Chunks incoming documents that are formatted as JSON Lines into chunks that are appropriately sized for creating Text Embeddings. The input is expected to be in "json-lines" format, with each line having a 'text' and a 'metadata' element. Each line will then be split into one or more lines in the output.
text, split, chunk, langchain, embeddings, vector, machine learning, ML, artificial intelligence, ai, document
In the list below, the names of required properties appear in bold. Any other properties (not in bold) are considered optional. The table also indicates any default values, and whether a property supports the NiFi Expression Language.
Display Name | API Name | Default Value | Description |
---|---|---|---|
Chunking Strategy | Chunking Strategy | Recursively Split by Character | Specifies which splitter should be used to split the text |
Separator | Separator | \n\n,\n, , | Specifies the character sequence to use for splitting apart the text. If using a Chunking Strategy of Recursively Split by Character,
it is a comma-separated list of character sequences. Meta-characters \n, \r and \t are automatically un-escaped. Supports Expression Language: true (will be evaluated using flow file attributes and Environment variables) |
Separator Format | Separator Format | Plain Text | Specifies how to interpret the value of the <Separator> property |
Chunk Size | Chunk Size | 4000 | The maximum size of a chunk that should be returned |
Chunk Overlap | Chunk Overlap | 200 | The number of characters that should be overlapped between each chunk of text |
Keep Separator | Keep Separator | false | Whether or not to keep the text separator in each chunk of data |
Strip Whitespace | Strip Whitespace | true | Whether or not to strip the whitespace at the beginning and end of each chunk |
Language | Language | python | The language to use for the Code's syntax |
Create chunks of text from a single larger chunk.

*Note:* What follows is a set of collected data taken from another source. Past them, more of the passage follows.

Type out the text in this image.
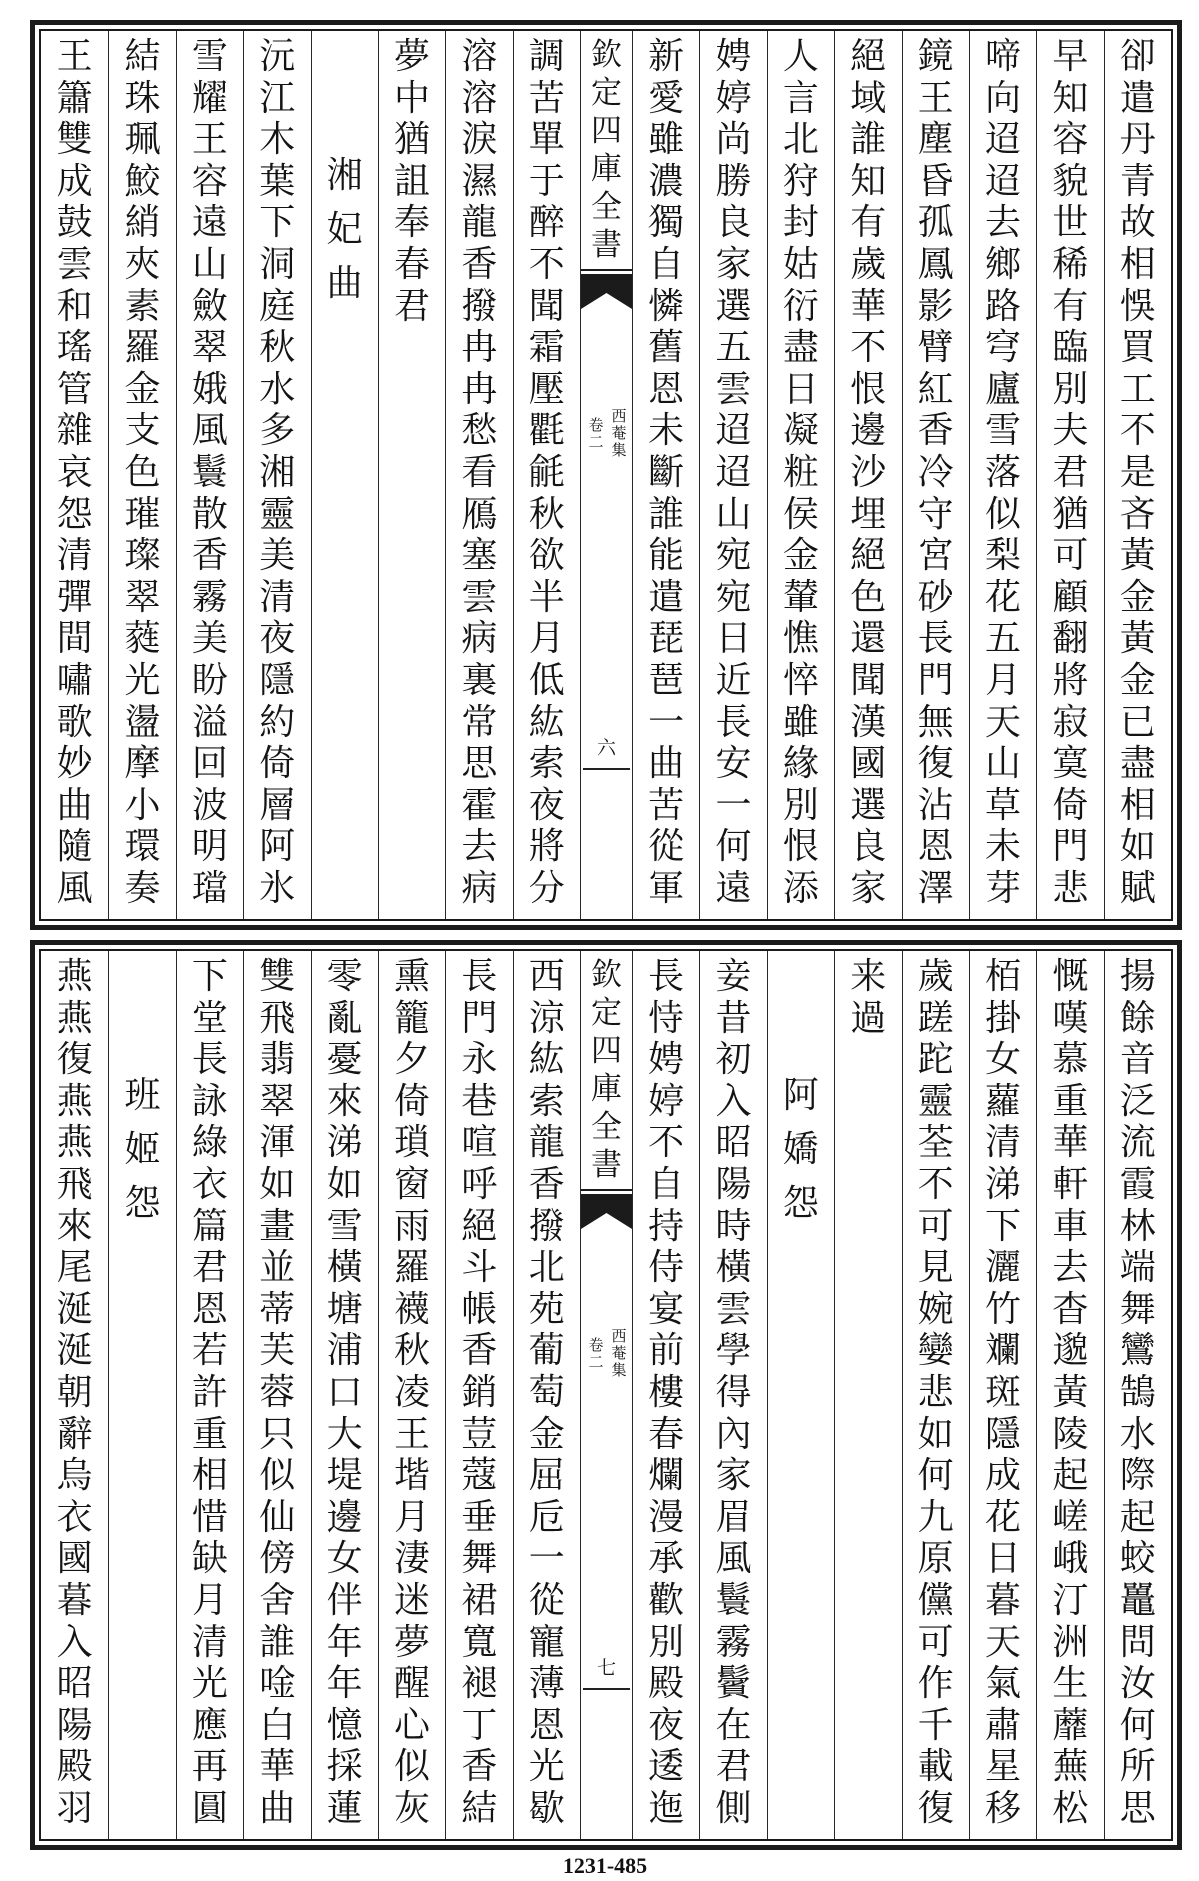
卻
遣
丹
青
故
相
悞
買
工
不
是
吝
黃
金
黃
金
已
盡
相
如
賦
早
知
容
貌
世
稀
有
臨
別
夫
君
猶
可
顧
翻
將
寂
寞
倚
門
悲
啼
向
迢
迢
去
鄉
路
穹
廬
雪
落
似
梨
花
五
月
天
山
草
未
芽
鏡
王
塵
昏
孤
鳳
影
臂
紅
香
冷
守
宮
砂
長
門
無
復
沾
恩
澤
絕
域
誰
知
有
歲
華
不
恨
邊
沙
埋
絕
色
還
聞
漢
國
選
良
家
人
言
北
狩
封
姑
衍
盡
日
凝
粧
侯
金
輦
憔
悴
雖
緣
別
恨
添
娉
婷
尚
勝
良
家
選
五
雲
迢
迢
山
宛
宛
日
近
長
安
一
何
遠
新
愛
雖
濃
獨
自
憐
舊
恩
未
斷
誰
能
遣
琵
琶
一
曲
苦
從
軍
欽
定
四
庫
全
書
西
菴
集
卷
二
六
調
苦
單
于
醉
不
聞
霜
壓
氍
毹
秋
欲
半
月
低
紘
索
夜
將
分
溶
溶
淚
濕
龍
香
撥
冉
冉
愁
看
鴈
塞
雲
病
裏
常
思
霍
去
病
夢
中
猶
詛
奉
春
君
湘
妃
曲
沅
江
木
葉
下
洞
庭
秋
水
多
湘
靈
美
清
夜
隱
約
倚
層
阿
氷
雪
耀
王
容
遠
山
斂
翠
娥
風
鬟
散
香
霧
美
盼
溢
回
波
明
璫
結
珠
珮
鮫
綃
夾
素
羅
金
支
色
璀
璨
翠
蕤
光
盪
摩
小
環
奏
王
簫
雙
成
鼓
雲
和
瑤
管
雜
哀
怨
清
彈
間
嘯
歌
妙
曲
隨
風
揚
餘
音
泛
流
霞
林
端
舞
鸞
鵠
水
際
起
蛟
鼉
問
汝
何
所
思
慨
嘆
慕
重
華
軒
車
去
杳
邈
黃
陵
起
嵯
峨
汀
洲
生
蘼
蕪
松
栢
掛
女
蘿
清
涕
下
灑
竹
斕
斑
隱
成
花
日
暮
天
氣
肅
星
移
歲
蹉
跎
靈
荃
不
可
見
婉
孌
悲
如
何
九
原
儻
可
作
千
載
復
来
過
阿
嬌
怨
妾
昔
初
入
昭
陽
時
橫
雲
學
得
內
家
眉
風
鬟
霧
鬢
在
君
側
長
恃
娉
婷
不
自
持
侍
宴
前
樓
春
爛
漫
承
歡
別
殿
夜
逶
迤
欽
定
四
庫
全
書
西
菴
集
卷
二
七
西
涼
紘
索
龍
香
撥
北
苑
葡
萄
金
屈
卮
一
從
寵
薄
恩
光
歇
長
門
永
巷
喧
呼
絕
斗
帳
香
銷
荳
蔻
垂
舞
裙
寬
褪
丁
香
結
熏
籠
夕
倚
瑣
窗
雨
羅
襪
秋
凌
王
堦
月
淒
迷
夢
醒
心
似
灰
零
亂
憂
來
涕
如
雪
橫
塘
浦
口
大
堤
邊
女
伴
年
年
憶
採
蓮
雙
飛
翡
翠
渾
如
畫
並
蒂
芙
蓉
只
似
仙
傍
舍
誰
唫
白
華
曲
下
堂
長
詠
綠
衣
篇
君
恩
若
許
重
相
惜
缺
月
清
光
應
再
圓
班
姬
怨
燕
燕
復
燕
燕
飛
來
尾
涎
涎
朝
辭
烏
衣
國
暮
入
昭
陽
殿
羽
1231-485
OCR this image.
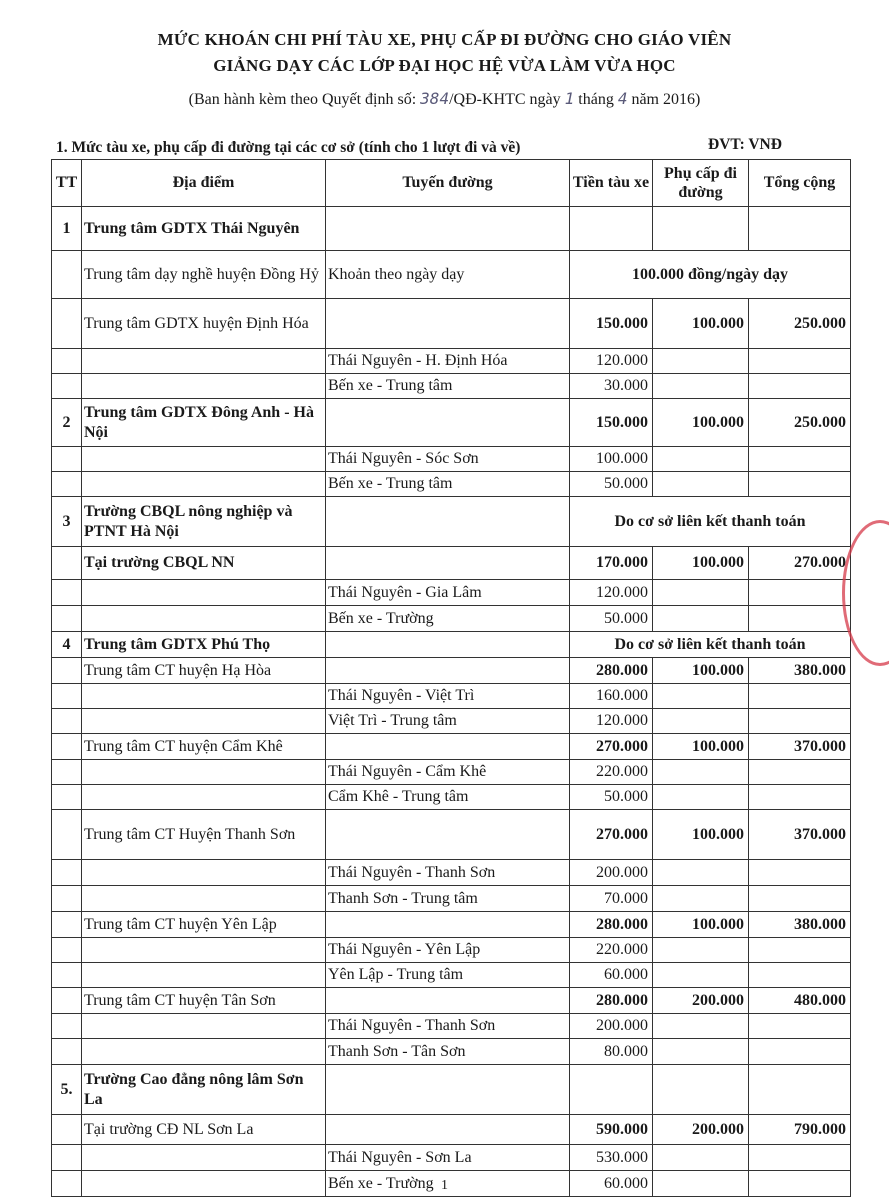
MỨC KHOÁN CHI PHÍ TÀU XE, PHỤ CẤP ĐI ĐƯỜNG CHO GIÁO VIÊN
GIẢNG DẠY CÁC LỚP ĐẠI HỌC HỆ VỪA LÀM VỪA HỌC
(Ban hành kèm theo Quyết định số: 384/QĐ-KHTC ngày 1 tháng 4 năm 2016)
1. Mức tàu xe, phụ cấp đi đường tại các cơ sở (tính cho 1 lượt đi và về)	ĐVT: VNĐ
TT	Địa điểm	Tuyến đường	Tiền tàu xe	Phụ cấp đi đường	Tổng cộng
1	Trung tâm GDTX Thái Nguyên				
	Trung tâm dạy nghề huyện Đồng Hỷ	Khoản theo ngày dạy	100.000 đồng/ngày dạy		
	Trung tâm GDTX huyện Định Hóa		150.000	100.000	250.000
		Thái Nguyên - H. Định Hóa	120.000		
		Bến xe - Trung tâm	30.000		
2	Trung tâm GDTX Đông Anh - Hà Nội		150.000	100.000	250.000
		Thái Nguyên - Sóc Sơn	100.000		
		Bến xe - Trung tâm	50.000		
3	Trường CBQL nông nghiệp và PTNT Hà Nội		Do cơ sở liên kết thanh toán		
	Tại trường CBQL NN		170.000	100.000	270.000
		Thái Nguyên - Gia Lâm	120.000		
		Bến xe - Trường	50.000		
4	Trung tâm GDTX Phú Thọ		Do cơ sở liên kết thanh toán		
	Trung tâm CT huyện Hạ Hòa		280.000	100.000	380.000
		Thái Nguyên - Việt Trì	160.000		
		Việt Trì - Trung tâm	120.000		
	Trung tâm CT huyện Cẩm Khê		270.000	100.000	370.000
		Thái Nguyên - Cẩm Khê	220.000		
		Cẩm Khê - Trung tâm	50.000		
	Trung tâm CT Huyện Thanh Sơn		270.000	100.000	370.000
		Thái Nguyên - Thanh Sơn	200.000		
		Thanh Sơn - Trung tâm	70.000		
	Trung tâm CT huyện Yên Lập		280.000	100.000	380.000
		Thái Nguyên - Yên Lập	220.000		
		Yên Lập - Trung tâm	60.000		
	Trung tâm CT huyện Tân Sơn		280.000	200.000	480.000
		Thái Nguyên - Thanh Sơn	200.000		
		Thanh Sơn - Tân Sơn	80.000		
5.	Trường Cao đẳng nông lâm Sơn La				
	Tại trường CĐ NL Sơn La		590.000	200.000	790.000
		Thái Nguyên - Sơn La	530.000		
		Bến xe - Trường	60.000		
1
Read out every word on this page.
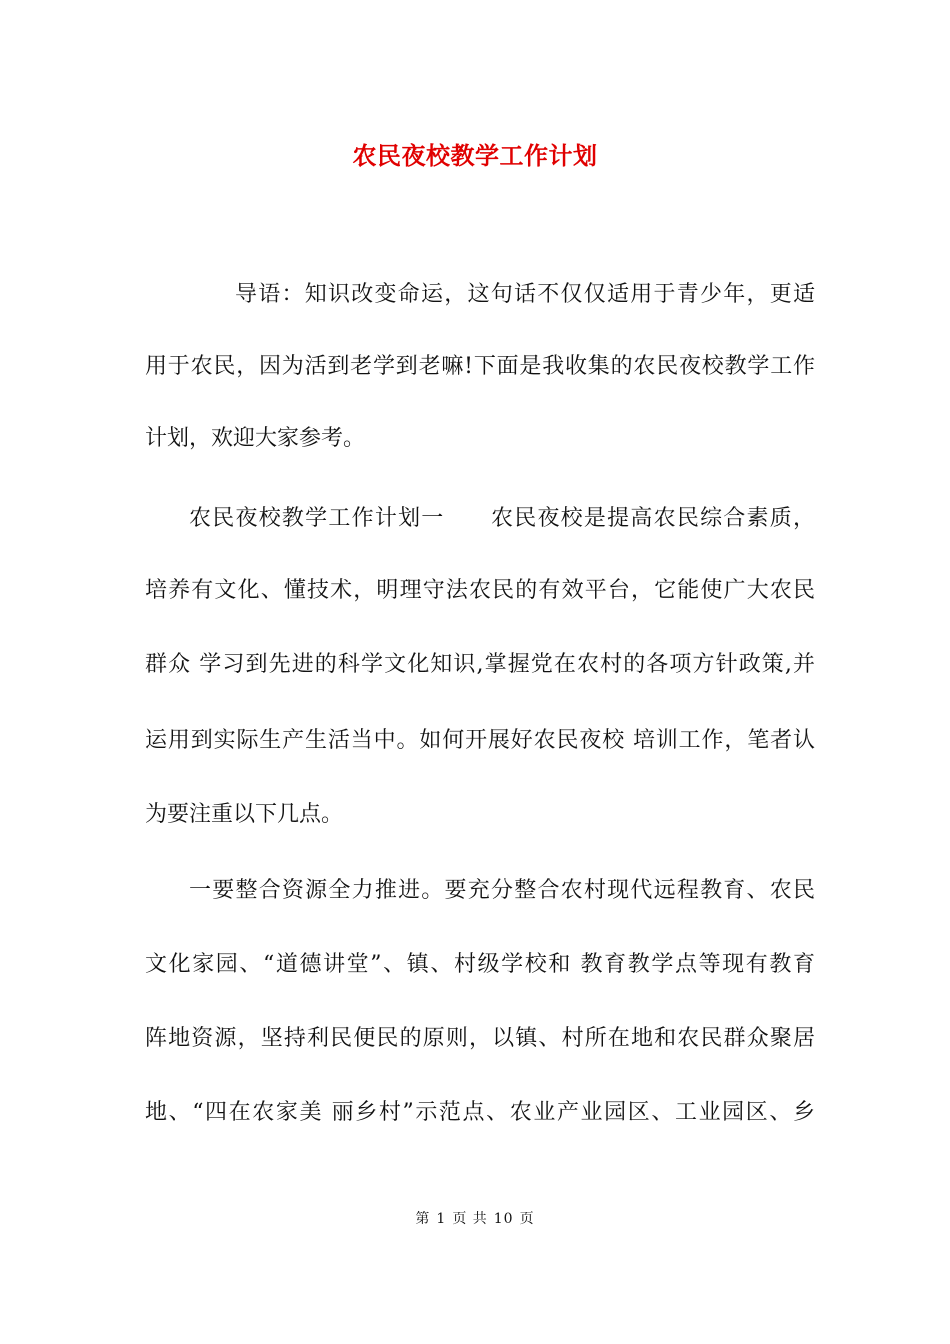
农民夜校教学工作计划
导语：知识改变命运，这句话不仅仅适用于青少年，更适
用于农民，因为活到老学到老嘛!下面是我收集的农民夜校教学工作
计划，欢迎大家参考。
农民夜校教学工作计划一　　农民夜校是提高农民综合素质，
培养有文化、懂技术，明理守法农民的有效平台，它能使广大农民
群众 学习到先进的科学文化知识,掌握党在农村的各项方针政策,并
运用到实际生产生活当中。如何开展好农民夜校 培训工作，笔者认
为要注重以下几点。
一要整合资源全力推进。要充分整合农村现代远程教育、农民
文化家园、“道德讲堂”、镇、村级学校和 教育教学点等现有教育
阵地资源，坚持利民便民的原则，以镇、村所在地和农民群众聚居
地、“四在农家美 丽乡村”示范点、农业产业园区、工业园区、乡
第 1 页 共 10 页
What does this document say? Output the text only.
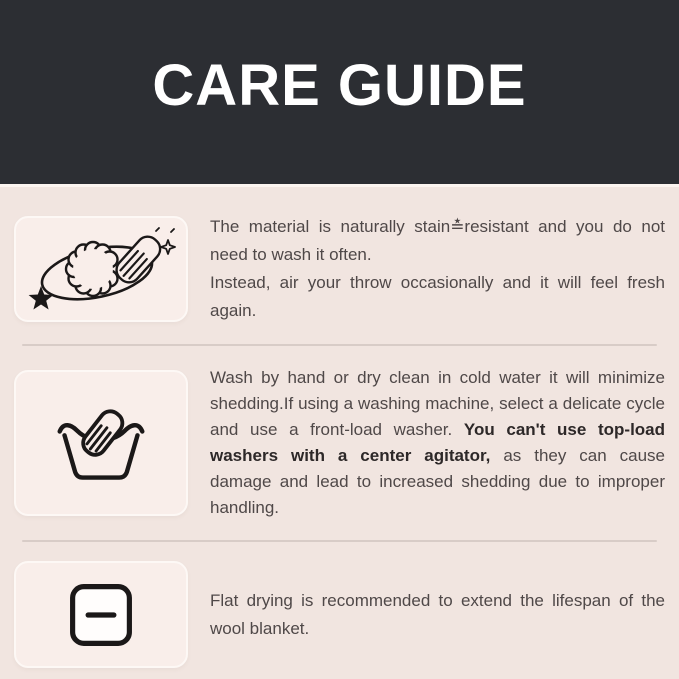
CARE GUIDE

The material is naturally stain≛resistant and you do not need to wash it often.

Instead, air your throw occasionally and it will feel fresh again.

Wash by hand or dry clean in cold water it will minimize shedding.If using a washing machine, select a delicate cycle and use a front-load washer. You can't use top-load washers with a center agitator, as they can cause damage and lead to increased shedding due to improper handling.

Flat drying is recommended to extend the lifespan of the wool blanket.
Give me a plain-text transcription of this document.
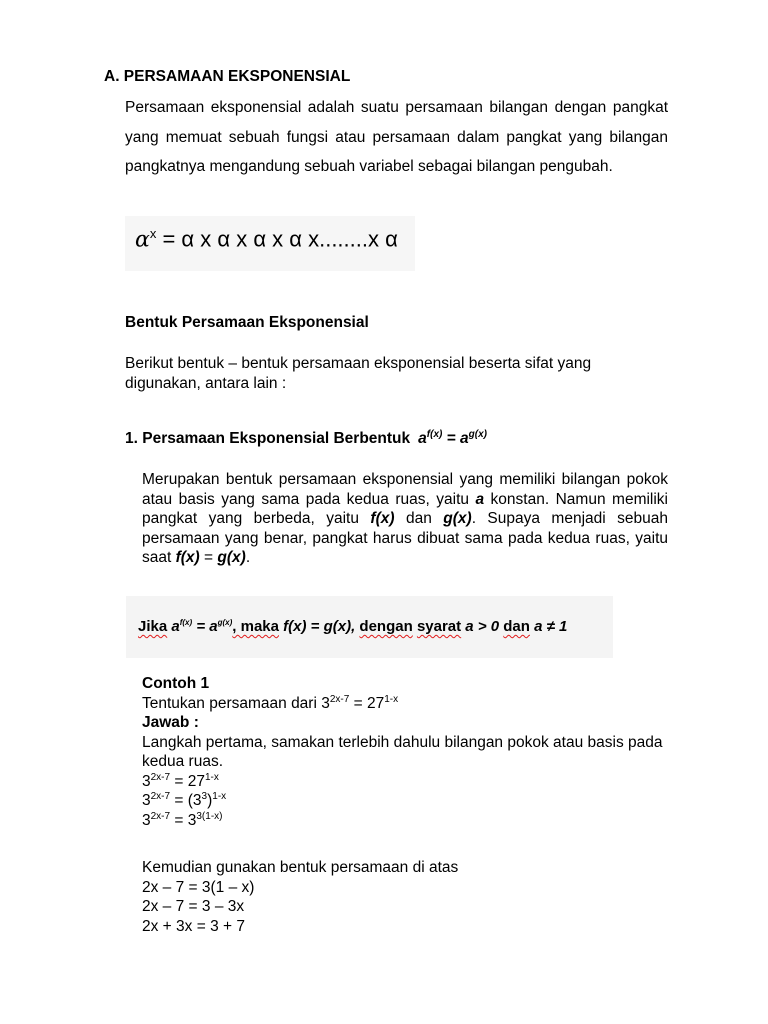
A. PERSAMAAN EKSPONENSIAL
Persamaan eksponensial adalah suatu persamaan bilangan dengan pangkat yang memuat sebuah fungsi atau persamaan dalam pangkat yang bilangan pangkatnya mengandung sebuah variabel sebagai bilangan pengubah.
$\alpha^x = \alpha$ x α x α x α x........x α
Bentuk Persamaan Eksponensial
Berikut bentuk – bentuk persamaan eksponensial beserta sifat yang
digunakan, antara lain :
1. Persamaan Eksponensial Berbentuk $a^{f(x)} = a^{g(x)}$
Merupakan bentuk persamaan eksponensial yang memiliki bilangan pokok atau basis yang sama pada kedua ruas, yaitu a konstan. Namun memiliki pangkat yang berbeda, yaitu f(x) dan g(x). Supaya menjadi sebuah persamaan yang benar, pangkat harus dibuat sama pada kedua ruas, yaitu saat f(x) = g(x).
Jika $a^{f(x)} = a^{g(x)}$, maka f(x) = g(x), dengan syarat a > 0 dan a ≠ 1
Contoh 1
Tentukan persamaan dari $3^{2x-7} = 27^{1-x}$
Jawab :
Langkah pertama, samakan terlebih dahulu bilangan pokok atau basis pada kedua ruas.
$3^{2x-7} = 27^{1-x}$
$3^{2x-7} = (3^3)^{1-x}$
$3^{2x-7} = 3^{3(1-x)}$
Kemudian gunakan bentuk persamaan di atas
2x – 7 = 3(1 – x)
2x – 7 = 3 – 3x
2x + 3x = 3 + 7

The input for this use case is expected to be a FlowFile whose content is a JSON Lines document, with each line having a 'text' and a 'metadata' element.
Set "Input Format" to "Plain Text"
Set "Element Strategy" to "Single Document"
Chunk Plaintext data in order to prepare it for storage in a vector store. The output is in "json-lines" format, containing the chunked data as text, as well as metadata pertaining to the chunk.
The input for this use case is expected to be a FlowFile whose content is a plaintext document.
Set "Input Format" to "Plain Text"
Set "Element Strategy" to "Single Document"
Connect the 'success' Relationship to ChunkDocument.
Set the following properties:
"Chunking Strategy" = "Recursively Split by Character"
"Separator" = "\n\n,\n, ,"
"Separator Format" = "Plain Text"
"Chunk Size" = "4000"
"Chunk Overlap" = "200"
"Keep Separator" = "false"
Connect the 'success' Relationship to the appropriate destination to store data in the desired vector store.
Parse and chunk the textual contents of a PDF document in order to prepare it for storage in a vector store. The output is in "json-lines" format, containing the chunked data as text, as well as metadata pertaining to the chunk.
The input for this use case is expected to be a FlowFile whose content is a PDF document.
Set "Input Format" to "PDF"
Set "Element Strategy" to "Single Document"
Set "Include Extracted Metadata" to "false"
Connect the 'success' Relationship to ChunkDocument.
Set the following properties:
"Chunking Strategy" = "Recursively Split by Character"
"Separator" = "\n\n,\n, ,"
"Separator Format" = "Plain Text"
"Chunk Size" = "4000"
"Chunk Overlap" = "200"
"Keep Separator" = "false"
Connect the 'success' Relationship to the appropriate destination to store data in the desired vector store.